Liam défit sa ceinture et déposa son arme sur la table. Albus l'avait souvent vu faire ce geste depuis qu'il avait repris son boulot et l'arme à feu, noire et menaçante, l'intriguait toujours autant. Liam lui avait expliqué, avec un petit rire, que c'était sa baguette à lui. Une baguette qui tuait aussi sûrement qu'un Avada Kedavra.

— Qu'est-ce qu'on fait maintenant? demanda Albus.
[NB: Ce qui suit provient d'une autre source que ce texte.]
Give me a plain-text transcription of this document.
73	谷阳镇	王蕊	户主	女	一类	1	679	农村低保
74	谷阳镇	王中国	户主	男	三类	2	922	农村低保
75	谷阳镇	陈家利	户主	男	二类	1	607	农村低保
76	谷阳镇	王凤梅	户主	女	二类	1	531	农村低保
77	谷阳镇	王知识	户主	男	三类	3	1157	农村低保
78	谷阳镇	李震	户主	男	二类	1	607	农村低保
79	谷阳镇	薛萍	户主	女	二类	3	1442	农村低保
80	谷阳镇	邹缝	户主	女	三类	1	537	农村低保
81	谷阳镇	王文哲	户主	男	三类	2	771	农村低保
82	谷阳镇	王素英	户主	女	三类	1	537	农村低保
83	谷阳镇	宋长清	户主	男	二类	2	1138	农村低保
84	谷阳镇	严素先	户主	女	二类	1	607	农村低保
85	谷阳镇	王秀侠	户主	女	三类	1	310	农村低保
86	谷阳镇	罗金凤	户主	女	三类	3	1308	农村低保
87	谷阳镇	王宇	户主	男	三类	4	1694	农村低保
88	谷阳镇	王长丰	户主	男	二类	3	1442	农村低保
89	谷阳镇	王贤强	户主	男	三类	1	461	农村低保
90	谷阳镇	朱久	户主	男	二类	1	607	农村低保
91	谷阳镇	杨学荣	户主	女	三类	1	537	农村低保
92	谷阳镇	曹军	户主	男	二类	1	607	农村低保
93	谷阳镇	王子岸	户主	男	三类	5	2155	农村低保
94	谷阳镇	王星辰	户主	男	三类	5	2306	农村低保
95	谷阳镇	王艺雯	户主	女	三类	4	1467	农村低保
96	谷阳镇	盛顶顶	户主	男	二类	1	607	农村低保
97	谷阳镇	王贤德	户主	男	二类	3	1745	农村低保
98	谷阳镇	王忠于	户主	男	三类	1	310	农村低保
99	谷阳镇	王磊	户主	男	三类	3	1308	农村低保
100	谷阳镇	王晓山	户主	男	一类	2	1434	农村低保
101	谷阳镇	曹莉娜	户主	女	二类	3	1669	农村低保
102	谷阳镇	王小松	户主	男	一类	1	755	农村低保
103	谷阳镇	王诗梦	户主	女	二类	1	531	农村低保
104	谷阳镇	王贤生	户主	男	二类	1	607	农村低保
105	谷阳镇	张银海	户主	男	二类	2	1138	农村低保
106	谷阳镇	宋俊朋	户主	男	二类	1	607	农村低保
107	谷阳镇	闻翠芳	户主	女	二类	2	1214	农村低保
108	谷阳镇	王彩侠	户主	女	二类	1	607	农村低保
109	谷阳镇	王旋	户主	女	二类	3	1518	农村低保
— Moi, je vais me coucher. Je n'ai pas dormi de la nuit. Ton père m'a demandé mon avis pour le plan d'action. Il dit que mon expérience moldue est utile contre les soldats de Merlin.

Albus acquiesça avec un mince sourire. Il était heureux que son père et son petit ami s'entendent aussi bien mais il aurait espéré que ce genre de liens ne se tissent pas dans un pareil contexte. Et puis, il ne pouvait s'empêcher de l'envier. Maintenant qu'ils avaient perçu les mystères de Merlin, il se sentait désespérément inutile.

Liam se dirigea vers la chambre à coucher. Il se tourna vers Albus.

— Tu viens? J'imagine que tu n'as pas su dormir non plus?

— J'y arrive pas, répondit Albus.

— Comme tu veux…, fit Liam en baillant.

Il ferma la porte derrière lui et Albus resta debout, au milieu de la pièce, à fixer l'entrée de la chambre, sans savoir quoi faire. Il admirait le sang-froid de Liam. Il avait beau se dire qu'il avait plus l'habitude des temps de crise, Liam avait ce calme réfléchi qui inspirait l'écoute, le respect et rassurait quiconque lui faisait confiance. Mais bien qu'il lui ait répété plusieurs fois qu'ils avaient envisagé toutes les options, même les pires, qu'ils avaient des solutions, des alliés, que tout allait bien se passer et que personne ne mourrait, Albus était terrifié.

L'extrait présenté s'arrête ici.